6. INTERNATIONAL OLYMPIC COMMITTEE Universality is celebrated in the symbolism of the five intertwined rings of the Olympic Movement, which represent the five continents. This definition includes not only regions, but sports. A commitment to universality must drive the FEI’s efforts to create open access to horse sport for people from all cultures, from the very most basic grassroots level up to Olympic level, and through all sectors of society. This should be our mission as we aspire to deliver a service of excellence - and this must be our mission if we are to preserve our place within the Olympic family. The same philosophy must apply to our non-Olympic disciplines.

• I have delivered on my pledge to strengthen equestrian disciplines within the Olympic movement through becoming an elected IOC member. This appointment as an IOC member in 2007 has enabled me to build stronger links between the FEI and the IOC, and we have protected our status within the Olympic Family.

• On a case-by-case basis, upon request of the National Federations, we have worked on building solid ties between them and their respective National Olympic Committees.

• In order to strengthen the FEI’s relationship with the IOC Executive Board, we have built on the relationship that exists between the FEI Olympic Department and the IOC by seeking their advice on key issues and staying in close contact, especially in the event of crises needing effective management.

• We have made sure that we are seen to be helpful to the IOC at all times and have worked tirelessly to ensure that horse sport falls in line with all their requirements, that it is clean, transparent, cost effective and safe.

• The delivery of an expanded communications team at the FEI has ensured a more proactive communications plan for the IOC press offices and media outputs.

• Elective pre-screening at Hong Kong demonstrated the FEI’s commitment to put judicial and anti-doping issues at the heart of our technical activity at the Olympic Games. We also had YOG horses screened before they left Australia, put provisional suspensions in place and set up our Integrity Unit.

• During my tenure, for the first time, the Bureau and Group Chairs were asked to consider the bids for the allocation of 2016 Olympic Games, and I voted as an IOC member as per the wishes of the Group Chairs and Technical Chairs that form our Bureau, demonstrating the FEI’s commitment to ensure that we produce the best possible facilities for the National Federations.

• In order to create a celebration of horse sport within the Olympic movement, we have delivered an interactive museum in the new FEI headquarters building, the Inspire Photo Exhibition, and the Year of Youth, as well as the introduction of rider graphics and statistics on television and scorecards.

• During the past four years, FEI headquarters staff has increased proactivity and cooperation with the IOC and other International Federations, resulting in shaping the FEI as a trusted partner in the Olympic network.

• The FEI headquarters staff increased its attendance of sport seminars in Lausanne, and the FEI is now seen as much more of a leader among Olympic Sports Federations, taking a role in International Federation forums and other panels. This increased proactivity has resulted in much positive feedback from other International Federations and the IOC. The FEI is no longer working in isolation.

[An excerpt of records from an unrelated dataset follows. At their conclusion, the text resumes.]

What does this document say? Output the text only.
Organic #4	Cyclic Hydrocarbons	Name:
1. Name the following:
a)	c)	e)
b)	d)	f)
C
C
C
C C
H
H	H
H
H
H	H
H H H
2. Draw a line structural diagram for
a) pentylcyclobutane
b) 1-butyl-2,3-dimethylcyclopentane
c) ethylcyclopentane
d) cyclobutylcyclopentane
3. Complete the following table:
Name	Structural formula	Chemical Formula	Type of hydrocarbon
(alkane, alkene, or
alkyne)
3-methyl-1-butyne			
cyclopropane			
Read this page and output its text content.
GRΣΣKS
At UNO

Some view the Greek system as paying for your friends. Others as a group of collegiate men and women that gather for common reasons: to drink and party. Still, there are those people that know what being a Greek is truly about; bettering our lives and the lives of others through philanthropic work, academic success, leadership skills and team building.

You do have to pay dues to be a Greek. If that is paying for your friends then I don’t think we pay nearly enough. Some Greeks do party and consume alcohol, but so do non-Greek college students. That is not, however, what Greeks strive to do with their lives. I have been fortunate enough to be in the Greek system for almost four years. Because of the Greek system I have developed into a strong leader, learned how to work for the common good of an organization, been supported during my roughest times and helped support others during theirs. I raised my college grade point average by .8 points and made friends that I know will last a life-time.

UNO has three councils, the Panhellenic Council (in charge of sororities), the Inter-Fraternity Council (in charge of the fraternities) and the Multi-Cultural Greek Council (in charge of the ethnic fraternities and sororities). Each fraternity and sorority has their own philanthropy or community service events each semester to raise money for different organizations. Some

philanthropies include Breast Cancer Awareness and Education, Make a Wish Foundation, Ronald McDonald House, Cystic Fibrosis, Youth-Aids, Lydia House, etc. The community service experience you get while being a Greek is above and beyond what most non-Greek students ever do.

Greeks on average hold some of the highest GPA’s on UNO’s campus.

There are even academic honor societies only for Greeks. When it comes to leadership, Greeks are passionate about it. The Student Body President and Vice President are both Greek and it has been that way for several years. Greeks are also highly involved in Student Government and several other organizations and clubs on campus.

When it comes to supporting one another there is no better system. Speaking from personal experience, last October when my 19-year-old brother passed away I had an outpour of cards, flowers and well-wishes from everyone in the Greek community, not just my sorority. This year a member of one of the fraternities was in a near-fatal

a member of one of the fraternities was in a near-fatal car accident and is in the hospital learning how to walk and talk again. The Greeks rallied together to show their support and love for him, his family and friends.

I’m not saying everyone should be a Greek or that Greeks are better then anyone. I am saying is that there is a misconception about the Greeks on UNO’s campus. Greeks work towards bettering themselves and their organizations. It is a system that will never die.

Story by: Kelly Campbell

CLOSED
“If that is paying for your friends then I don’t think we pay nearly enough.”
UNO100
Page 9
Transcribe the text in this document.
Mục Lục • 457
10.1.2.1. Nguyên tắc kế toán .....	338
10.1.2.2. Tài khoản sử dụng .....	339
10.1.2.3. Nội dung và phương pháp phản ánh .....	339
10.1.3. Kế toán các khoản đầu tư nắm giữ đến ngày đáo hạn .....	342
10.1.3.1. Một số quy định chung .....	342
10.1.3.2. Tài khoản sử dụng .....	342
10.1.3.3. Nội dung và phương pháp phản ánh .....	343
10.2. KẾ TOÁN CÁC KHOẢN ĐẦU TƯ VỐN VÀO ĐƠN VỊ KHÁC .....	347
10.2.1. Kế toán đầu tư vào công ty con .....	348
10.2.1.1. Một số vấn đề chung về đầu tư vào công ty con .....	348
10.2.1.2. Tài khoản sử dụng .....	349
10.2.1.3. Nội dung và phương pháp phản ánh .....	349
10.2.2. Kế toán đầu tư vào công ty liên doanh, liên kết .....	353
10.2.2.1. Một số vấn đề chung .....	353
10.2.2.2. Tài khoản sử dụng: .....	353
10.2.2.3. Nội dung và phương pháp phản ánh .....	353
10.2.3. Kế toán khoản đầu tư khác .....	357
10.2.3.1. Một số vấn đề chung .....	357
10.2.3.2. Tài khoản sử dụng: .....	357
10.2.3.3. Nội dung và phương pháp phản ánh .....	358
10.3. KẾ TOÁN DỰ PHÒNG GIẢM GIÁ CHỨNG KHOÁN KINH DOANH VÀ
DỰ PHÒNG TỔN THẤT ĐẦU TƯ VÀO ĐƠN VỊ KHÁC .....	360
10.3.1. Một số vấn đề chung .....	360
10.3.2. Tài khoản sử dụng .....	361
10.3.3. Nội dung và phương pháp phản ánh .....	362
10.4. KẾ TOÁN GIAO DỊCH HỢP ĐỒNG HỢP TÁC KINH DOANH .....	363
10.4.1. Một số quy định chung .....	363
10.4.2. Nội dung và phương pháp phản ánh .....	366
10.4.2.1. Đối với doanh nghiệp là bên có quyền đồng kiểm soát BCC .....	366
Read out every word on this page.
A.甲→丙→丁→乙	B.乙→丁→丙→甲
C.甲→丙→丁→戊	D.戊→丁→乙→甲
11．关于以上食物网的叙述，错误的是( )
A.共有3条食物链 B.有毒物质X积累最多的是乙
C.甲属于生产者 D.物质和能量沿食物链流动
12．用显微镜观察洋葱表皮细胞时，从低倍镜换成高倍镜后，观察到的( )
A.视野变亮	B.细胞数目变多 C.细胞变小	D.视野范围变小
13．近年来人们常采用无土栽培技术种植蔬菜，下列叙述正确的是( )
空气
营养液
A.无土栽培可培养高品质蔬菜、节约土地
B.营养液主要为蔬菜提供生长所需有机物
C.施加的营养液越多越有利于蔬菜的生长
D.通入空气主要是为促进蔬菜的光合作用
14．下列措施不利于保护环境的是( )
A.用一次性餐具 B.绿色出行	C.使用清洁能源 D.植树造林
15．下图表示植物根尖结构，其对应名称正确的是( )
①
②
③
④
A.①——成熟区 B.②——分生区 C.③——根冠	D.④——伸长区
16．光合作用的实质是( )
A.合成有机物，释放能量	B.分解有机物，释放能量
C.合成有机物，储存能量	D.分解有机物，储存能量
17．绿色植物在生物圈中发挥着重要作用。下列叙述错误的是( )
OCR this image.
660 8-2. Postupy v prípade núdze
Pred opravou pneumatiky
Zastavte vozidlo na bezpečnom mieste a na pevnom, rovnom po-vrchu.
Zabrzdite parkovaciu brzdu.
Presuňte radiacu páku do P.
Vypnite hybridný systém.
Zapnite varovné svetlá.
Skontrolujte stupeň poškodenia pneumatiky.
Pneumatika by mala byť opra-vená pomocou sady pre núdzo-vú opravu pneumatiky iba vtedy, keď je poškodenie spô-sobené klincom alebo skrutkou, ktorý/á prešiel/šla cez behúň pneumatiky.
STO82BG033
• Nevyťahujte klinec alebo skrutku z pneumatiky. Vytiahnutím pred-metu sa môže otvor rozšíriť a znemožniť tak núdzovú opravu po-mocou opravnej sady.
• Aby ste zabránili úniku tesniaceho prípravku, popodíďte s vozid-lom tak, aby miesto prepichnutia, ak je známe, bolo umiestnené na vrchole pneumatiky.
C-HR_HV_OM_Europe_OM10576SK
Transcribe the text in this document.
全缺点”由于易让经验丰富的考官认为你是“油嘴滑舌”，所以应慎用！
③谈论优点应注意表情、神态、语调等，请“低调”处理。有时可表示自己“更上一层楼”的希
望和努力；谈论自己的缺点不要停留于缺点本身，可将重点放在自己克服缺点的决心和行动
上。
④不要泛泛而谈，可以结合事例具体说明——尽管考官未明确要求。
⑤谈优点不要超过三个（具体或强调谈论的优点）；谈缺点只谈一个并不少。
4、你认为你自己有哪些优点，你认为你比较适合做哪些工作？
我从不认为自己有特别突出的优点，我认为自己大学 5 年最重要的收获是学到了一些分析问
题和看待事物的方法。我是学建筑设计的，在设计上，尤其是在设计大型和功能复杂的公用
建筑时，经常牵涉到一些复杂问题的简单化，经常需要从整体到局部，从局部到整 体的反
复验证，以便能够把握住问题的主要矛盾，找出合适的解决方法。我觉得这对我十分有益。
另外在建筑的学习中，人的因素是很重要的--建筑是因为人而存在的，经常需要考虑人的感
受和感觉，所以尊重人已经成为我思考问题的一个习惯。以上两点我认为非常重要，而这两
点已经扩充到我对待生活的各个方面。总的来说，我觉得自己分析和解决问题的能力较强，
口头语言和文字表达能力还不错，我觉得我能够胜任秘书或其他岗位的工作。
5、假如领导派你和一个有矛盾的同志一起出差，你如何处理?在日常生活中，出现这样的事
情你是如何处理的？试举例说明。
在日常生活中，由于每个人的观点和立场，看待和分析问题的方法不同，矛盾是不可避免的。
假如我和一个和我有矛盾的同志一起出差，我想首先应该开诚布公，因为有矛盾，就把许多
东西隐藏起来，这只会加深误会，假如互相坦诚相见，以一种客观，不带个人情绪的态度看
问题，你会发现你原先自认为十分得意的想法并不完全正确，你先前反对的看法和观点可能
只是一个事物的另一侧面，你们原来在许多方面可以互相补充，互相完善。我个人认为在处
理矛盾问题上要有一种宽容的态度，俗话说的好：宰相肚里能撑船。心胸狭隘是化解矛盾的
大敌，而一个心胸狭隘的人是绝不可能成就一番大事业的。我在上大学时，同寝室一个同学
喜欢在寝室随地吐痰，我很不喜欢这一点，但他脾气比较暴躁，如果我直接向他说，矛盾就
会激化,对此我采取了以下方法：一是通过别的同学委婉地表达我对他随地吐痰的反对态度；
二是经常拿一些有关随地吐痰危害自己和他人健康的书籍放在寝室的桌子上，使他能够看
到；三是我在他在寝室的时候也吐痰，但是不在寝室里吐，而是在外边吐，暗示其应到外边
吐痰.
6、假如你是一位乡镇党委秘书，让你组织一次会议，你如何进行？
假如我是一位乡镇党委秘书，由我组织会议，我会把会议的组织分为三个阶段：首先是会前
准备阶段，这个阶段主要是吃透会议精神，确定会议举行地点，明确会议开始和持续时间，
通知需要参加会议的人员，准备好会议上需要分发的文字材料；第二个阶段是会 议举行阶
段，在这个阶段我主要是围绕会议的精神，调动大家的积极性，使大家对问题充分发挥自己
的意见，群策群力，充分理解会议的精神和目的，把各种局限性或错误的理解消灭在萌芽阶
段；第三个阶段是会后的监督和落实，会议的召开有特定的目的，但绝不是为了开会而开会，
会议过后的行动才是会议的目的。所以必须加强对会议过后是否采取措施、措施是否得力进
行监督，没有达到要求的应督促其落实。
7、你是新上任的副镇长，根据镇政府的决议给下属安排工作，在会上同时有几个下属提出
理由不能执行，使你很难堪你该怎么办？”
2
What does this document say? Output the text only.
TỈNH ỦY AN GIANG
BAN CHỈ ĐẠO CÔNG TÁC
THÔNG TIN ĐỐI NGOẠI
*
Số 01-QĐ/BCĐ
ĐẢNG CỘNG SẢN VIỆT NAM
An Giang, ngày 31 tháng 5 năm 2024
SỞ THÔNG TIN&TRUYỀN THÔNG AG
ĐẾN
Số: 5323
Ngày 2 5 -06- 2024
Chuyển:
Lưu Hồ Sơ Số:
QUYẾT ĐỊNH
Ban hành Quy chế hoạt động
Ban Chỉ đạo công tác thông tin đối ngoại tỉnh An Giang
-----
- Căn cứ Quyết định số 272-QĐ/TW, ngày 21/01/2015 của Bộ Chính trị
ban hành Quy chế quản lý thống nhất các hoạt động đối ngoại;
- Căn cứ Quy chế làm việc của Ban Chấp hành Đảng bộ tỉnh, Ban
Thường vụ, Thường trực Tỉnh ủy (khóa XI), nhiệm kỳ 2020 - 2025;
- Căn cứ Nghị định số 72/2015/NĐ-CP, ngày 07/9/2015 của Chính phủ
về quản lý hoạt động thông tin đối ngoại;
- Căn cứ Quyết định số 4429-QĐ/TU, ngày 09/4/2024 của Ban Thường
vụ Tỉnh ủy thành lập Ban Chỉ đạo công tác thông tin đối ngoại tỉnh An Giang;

FEI GOVERNANCE NATIONAL FEDERATIONS [unused quote from the Around The Rings interview]: The FEI Sports Forum is very important to us as it will open up a new channel for dialogue with our members. Rule changes, which are crucial for all our disciplines, were always handled though a very formal “paper” procedure which did not allow for a direct exchange of ideas. There was no place where we could talk about sports matters with our members and stakeholders face to face and I felt as if we were divorced from our sport. I very much hope that void will be filled by the Sports Forum.

We would like to know the views of our members, to bring transparency and speed to the decision-making process, to make it more open and democratic, and to ultimately serve our members in the best possible way. The Sports Forum is a great addition to the calendar, it is an avenue for speedy, yet sound, decisions. It will help us address the challenges of the future as a team.